Dimitri, with a scowl produced a cloth and wiped down the table in front of him. “Tom, that’s not how the world works. I don’t care what you’ve achieved I just can’t go around giving you people to experiment on.”

Tom tried and failed to contain a smirk.

Abruptly, the larger man stopped talking. “I see. It’s one of those. Tell me your plan.”

“I’m restricted with what I can share.” He answered instantly and then paused. He realised that he should have worked shopped his pitch before coming in here, but he hadn’t, which put him in dangerous territory especially with a resource as valuable as Dimitri. He was going to have to ad lib while being careful not to share too much. “I have an idea that might be valuable to humanity, but to check its validity I need to run some tests. What I’m doing has the potential to screw up someone.”

Dimitri’s eyes narrowed. “This better not be related to your stupid mana body reinforcements.”

“It isn’t,” Tom snapped back. “That project,” he continued moderating his tone, “is personal, and I don’t see any benefit for humanity originating from it. That’s just for me. This other idea, however, is different, its bigger and hopefully scalable.”

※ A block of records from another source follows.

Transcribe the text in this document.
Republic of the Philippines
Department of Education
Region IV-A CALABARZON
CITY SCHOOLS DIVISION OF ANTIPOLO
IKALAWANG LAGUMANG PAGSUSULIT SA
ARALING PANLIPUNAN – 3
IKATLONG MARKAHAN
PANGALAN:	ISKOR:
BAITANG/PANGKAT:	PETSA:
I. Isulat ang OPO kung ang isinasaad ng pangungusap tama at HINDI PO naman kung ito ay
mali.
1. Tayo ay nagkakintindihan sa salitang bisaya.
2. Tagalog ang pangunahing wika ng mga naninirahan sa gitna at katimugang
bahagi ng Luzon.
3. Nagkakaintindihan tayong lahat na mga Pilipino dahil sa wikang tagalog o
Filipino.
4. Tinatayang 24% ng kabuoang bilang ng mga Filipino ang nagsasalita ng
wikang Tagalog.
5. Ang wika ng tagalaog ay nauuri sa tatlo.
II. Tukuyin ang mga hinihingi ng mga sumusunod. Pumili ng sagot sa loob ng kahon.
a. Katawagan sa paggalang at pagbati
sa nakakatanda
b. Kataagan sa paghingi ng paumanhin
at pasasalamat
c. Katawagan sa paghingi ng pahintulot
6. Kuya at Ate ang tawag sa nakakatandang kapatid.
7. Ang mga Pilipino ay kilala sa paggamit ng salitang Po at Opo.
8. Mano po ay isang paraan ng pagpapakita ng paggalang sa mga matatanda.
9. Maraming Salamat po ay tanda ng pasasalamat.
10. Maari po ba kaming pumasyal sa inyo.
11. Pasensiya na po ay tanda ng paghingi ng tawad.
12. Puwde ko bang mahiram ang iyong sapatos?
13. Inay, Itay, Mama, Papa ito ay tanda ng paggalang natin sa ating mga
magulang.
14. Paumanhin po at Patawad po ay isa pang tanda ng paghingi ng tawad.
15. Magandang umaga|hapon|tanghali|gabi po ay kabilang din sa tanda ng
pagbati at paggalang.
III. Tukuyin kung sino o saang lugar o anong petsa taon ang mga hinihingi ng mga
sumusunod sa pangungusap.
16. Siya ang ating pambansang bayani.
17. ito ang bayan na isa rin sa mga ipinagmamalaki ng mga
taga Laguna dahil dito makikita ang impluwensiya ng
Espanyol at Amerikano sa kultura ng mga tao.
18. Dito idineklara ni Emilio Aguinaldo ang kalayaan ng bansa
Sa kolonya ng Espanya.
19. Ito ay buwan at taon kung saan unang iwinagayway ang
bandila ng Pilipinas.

Dimitri visibly relaxed at that acknowledgment.

 “And before you ask, I can’t test this by myself.” He said hurriedly to close down that obvious line of inquiry.

“I see. You view this as a valid experiment, so what was with the bit about people I don’t like?”

“That part was a joke. I’m after volunteers who are unnerved, not involved in any long-term crafting and with as smallest fate pool as possible.” That bit, at least Tom had considered and rehearsed in advance.

“That sounds like kids?”

Tom looked at him in surprise. “The unnerved bit is important.”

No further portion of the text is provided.